Large sample step values can push the generations more towards human faces, the more time it has to process the image the more chances it has to drive the images towards a human face. 30-40 steps can often yield a decent full closed helmet while that same seed at 60-90 steps may be a open helmet with a persons face. Seed value again is going to play the biggest role on whether or not that happens.
Base model used with the LORA is also quite important as many models have had substantial amounts of additional training on images of people which results in those models being much more prone to producing human faces. All my sample images in this post are using the standard Stable Diffusion 1.5 base model.
Regarding extra components like "better image" negative embeddings, character embeddings or LORAs and style adjustments. These are also most often quite heavily biased towards improving the generation of human likeness, a specific likeness or have additional training but on images that contain mostly person or human elements and can drive the images more towards human faces rather than closed helmets or robotics. (LORAs/Embeddings trained to make robots though can be used to improve the likelihood of getting mechanical or robotic images in the same way). Reducing the strength of these kind of extra components or removing them entirely, may help decrease the number of faces generated when prompting for other things.
Prompting for types of helmets that exist in the real world like welding helmets or diving masks can help as it gives a stronger reference in the base model.
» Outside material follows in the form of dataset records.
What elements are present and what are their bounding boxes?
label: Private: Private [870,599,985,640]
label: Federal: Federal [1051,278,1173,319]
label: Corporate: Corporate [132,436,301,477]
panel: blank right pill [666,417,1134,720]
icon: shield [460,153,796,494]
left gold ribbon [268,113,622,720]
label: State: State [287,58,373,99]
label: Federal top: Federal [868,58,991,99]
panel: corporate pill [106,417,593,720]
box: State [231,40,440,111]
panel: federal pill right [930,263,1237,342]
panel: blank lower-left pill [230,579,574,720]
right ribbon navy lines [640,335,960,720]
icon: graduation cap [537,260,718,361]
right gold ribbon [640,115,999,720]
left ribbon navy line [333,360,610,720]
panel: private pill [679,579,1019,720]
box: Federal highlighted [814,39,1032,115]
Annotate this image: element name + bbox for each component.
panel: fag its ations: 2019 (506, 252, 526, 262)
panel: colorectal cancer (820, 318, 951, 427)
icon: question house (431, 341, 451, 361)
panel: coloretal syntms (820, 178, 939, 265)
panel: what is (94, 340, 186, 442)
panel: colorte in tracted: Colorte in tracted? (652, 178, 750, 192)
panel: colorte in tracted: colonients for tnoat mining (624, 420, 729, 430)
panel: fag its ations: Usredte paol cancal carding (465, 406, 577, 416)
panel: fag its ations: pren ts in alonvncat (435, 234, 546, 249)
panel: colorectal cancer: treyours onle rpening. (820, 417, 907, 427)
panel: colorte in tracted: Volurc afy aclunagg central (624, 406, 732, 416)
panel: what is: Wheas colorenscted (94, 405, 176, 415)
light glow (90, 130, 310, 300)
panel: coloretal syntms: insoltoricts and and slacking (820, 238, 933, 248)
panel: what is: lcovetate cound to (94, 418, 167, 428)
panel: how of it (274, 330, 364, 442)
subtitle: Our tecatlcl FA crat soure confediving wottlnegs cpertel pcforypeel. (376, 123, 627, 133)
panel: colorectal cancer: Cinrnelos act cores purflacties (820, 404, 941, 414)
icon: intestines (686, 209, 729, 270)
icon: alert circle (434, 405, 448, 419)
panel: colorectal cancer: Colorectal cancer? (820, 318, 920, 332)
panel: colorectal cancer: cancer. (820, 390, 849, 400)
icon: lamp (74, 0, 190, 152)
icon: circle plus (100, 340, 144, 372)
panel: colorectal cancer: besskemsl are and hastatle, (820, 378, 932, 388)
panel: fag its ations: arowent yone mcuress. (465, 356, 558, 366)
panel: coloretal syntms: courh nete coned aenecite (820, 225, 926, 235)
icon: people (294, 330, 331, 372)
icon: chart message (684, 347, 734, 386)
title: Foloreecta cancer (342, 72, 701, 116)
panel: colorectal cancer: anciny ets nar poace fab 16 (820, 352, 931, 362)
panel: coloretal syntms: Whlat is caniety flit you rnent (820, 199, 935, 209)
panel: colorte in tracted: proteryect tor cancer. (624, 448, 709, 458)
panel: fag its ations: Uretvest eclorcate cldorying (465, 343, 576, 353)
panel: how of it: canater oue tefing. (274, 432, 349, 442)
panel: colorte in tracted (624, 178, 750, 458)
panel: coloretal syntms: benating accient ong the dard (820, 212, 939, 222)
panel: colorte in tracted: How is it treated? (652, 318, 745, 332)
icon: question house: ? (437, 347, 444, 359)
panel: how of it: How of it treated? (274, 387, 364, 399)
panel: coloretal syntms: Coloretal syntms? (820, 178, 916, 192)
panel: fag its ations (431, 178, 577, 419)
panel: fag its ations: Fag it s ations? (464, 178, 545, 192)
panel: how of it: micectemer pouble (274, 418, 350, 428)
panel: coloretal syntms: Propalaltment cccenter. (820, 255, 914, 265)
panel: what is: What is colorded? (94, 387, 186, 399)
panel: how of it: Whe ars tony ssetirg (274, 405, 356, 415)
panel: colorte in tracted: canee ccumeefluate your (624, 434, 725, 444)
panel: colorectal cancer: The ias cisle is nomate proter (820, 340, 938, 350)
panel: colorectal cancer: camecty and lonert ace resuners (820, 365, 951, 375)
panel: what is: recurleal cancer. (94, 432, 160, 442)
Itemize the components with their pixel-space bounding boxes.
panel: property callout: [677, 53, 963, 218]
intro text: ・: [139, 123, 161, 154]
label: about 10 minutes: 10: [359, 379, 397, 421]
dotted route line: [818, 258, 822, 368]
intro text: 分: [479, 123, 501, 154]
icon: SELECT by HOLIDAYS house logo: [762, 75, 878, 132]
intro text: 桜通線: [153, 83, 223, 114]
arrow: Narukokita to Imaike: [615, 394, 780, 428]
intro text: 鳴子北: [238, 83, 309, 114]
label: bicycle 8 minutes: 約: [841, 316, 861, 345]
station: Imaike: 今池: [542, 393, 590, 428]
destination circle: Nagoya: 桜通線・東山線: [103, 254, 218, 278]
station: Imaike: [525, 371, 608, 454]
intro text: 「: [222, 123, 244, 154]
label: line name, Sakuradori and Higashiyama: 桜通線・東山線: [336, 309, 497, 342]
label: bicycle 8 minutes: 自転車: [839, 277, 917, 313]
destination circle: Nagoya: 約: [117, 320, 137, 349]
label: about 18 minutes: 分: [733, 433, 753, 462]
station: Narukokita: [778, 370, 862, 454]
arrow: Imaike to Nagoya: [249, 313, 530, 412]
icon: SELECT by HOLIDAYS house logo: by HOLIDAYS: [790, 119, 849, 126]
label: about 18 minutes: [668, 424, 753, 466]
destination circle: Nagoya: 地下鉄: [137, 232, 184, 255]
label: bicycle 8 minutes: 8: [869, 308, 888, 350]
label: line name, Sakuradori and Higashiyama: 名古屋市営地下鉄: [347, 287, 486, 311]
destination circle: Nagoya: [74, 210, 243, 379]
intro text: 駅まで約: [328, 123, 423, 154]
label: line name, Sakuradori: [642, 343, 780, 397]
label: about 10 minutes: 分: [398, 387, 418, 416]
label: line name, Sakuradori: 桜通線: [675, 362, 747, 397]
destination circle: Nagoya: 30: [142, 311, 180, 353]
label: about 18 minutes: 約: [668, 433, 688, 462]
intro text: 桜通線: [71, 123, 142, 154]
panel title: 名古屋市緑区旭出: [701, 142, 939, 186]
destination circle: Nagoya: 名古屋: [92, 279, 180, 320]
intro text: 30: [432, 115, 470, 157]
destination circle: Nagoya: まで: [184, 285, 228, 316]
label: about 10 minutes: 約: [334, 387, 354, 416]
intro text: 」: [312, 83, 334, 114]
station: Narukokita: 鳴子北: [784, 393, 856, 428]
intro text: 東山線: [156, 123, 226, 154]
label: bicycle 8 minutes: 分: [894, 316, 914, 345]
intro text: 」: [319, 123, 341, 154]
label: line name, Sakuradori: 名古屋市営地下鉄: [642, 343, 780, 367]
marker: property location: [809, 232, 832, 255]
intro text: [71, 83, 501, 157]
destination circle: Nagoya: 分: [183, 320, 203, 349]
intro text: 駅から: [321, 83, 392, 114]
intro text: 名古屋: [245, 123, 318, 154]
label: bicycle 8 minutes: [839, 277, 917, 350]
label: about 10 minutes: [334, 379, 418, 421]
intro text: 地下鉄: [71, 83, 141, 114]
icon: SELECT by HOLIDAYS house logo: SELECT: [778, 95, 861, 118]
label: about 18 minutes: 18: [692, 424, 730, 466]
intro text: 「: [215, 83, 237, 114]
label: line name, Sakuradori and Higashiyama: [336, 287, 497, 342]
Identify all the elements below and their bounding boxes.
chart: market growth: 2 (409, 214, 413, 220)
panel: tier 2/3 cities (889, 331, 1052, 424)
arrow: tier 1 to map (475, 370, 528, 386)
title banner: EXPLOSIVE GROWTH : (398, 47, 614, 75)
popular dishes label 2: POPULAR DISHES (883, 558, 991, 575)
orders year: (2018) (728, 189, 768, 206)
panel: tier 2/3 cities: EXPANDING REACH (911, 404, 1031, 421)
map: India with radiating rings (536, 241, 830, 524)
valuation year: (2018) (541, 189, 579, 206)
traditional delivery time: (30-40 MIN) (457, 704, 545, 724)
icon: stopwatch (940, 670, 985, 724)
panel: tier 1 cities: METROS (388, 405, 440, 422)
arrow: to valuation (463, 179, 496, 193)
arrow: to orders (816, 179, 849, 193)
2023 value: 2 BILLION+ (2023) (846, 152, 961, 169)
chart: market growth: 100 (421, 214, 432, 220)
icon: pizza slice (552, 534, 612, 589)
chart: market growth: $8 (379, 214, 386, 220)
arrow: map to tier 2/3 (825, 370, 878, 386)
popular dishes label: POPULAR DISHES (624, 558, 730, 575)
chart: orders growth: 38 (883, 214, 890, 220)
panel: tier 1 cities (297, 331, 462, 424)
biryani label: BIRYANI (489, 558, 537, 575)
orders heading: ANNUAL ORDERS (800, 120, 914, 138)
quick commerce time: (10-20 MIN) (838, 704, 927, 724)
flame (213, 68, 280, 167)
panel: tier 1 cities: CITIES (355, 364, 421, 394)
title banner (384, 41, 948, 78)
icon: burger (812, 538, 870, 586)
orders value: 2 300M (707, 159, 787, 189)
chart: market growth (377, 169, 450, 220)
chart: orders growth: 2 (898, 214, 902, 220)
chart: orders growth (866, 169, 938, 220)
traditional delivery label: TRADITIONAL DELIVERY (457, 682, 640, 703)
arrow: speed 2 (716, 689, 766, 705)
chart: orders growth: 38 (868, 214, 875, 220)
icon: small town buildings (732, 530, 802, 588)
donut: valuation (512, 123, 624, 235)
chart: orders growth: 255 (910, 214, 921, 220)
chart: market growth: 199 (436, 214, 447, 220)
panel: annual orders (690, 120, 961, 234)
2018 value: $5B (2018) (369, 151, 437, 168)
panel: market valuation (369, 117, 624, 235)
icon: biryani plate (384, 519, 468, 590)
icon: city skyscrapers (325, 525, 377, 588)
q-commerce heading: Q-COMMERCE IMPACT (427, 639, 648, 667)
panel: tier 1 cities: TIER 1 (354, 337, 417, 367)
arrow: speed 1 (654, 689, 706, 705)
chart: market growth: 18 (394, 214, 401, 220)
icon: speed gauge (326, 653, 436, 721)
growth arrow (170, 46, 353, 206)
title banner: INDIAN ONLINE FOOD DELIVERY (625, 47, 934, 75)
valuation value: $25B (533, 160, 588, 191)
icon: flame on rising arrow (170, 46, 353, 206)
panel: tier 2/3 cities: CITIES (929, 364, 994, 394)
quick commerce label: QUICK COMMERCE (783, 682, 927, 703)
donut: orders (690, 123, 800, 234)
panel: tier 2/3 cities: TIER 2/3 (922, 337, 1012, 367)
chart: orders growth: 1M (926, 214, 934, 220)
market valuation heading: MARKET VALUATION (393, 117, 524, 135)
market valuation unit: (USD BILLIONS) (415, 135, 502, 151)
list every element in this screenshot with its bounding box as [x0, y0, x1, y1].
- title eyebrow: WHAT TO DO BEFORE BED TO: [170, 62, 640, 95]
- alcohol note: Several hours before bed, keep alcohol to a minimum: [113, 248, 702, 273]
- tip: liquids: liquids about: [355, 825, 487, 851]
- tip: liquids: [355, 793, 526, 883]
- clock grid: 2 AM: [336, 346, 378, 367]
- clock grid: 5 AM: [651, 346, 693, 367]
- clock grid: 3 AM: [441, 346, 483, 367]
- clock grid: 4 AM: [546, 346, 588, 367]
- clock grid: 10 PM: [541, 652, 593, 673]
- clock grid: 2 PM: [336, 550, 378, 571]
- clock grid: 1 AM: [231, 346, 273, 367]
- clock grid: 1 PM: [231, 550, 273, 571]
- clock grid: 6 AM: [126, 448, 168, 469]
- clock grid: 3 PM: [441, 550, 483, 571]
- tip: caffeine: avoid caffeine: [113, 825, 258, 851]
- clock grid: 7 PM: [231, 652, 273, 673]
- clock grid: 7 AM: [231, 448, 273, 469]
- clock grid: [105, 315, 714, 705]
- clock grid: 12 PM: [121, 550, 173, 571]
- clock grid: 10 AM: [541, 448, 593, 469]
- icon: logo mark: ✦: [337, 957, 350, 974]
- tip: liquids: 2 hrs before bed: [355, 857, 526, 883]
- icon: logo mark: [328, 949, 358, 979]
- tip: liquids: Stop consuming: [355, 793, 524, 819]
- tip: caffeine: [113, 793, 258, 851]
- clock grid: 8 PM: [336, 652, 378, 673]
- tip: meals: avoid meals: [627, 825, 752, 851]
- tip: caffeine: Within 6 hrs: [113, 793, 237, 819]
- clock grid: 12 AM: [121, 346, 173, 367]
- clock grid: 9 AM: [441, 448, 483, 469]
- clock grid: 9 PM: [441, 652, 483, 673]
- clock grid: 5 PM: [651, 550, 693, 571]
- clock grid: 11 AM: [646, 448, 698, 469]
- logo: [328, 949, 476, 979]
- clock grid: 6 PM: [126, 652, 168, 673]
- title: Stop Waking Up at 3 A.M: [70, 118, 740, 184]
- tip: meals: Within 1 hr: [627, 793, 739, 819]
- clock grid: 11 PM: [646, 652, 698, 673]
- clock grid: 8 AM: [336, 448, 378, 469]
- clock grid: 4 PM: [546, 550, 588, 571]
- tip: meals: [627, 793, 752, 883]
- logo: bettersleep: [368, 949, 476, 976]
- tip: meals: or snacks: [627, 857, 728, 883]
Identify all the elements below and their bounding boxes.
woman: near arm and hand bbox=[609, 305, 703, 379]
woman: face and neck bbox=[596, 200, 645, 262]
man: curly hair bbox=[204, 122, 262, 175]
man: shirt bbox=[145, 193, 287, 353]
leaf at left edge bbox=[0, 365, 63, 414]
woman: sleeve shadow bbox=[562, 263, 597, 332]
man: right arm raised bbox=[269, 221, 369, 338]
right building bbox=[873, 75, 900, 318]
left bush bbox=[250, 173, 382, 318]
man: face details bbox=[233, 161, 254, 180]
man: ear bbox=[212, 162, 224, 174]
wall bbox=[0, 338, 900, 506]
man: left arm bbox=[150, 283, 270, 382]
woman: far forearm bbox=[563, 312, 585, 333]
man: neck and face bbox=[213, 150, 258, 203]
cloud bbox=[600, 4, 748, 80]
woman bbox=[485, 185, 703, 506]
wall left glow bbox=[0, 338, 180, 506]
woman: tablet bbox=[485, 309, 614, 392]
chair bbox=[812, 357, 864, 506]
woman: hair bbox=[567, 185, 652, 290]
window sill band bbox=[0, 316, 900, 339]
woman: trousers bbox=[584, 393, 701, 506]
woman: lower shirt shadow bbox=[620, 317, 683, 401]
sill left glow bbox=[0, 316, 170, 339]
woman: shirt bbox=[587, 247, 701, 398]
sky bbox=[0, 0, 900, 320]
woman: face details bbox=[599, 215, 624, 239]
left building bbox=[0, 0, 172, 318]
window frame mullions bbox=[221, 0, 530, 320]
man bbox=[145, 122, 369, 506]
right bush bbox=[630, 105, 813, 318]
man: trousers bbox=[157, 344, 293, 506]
Similar for robots, types of mechanical things, or different variations on the word like robot, cyborg, automaton or android will all tend towards different types of results. You can see in the grid sample that while the prompt does have an effect the seed value tends to matter more as those things are all fairly similar. You can also notice how the addition of the term agriculture seems to have a much more profound effect on the images generated, so trying different types of industry may also push the generations towards different style of robot.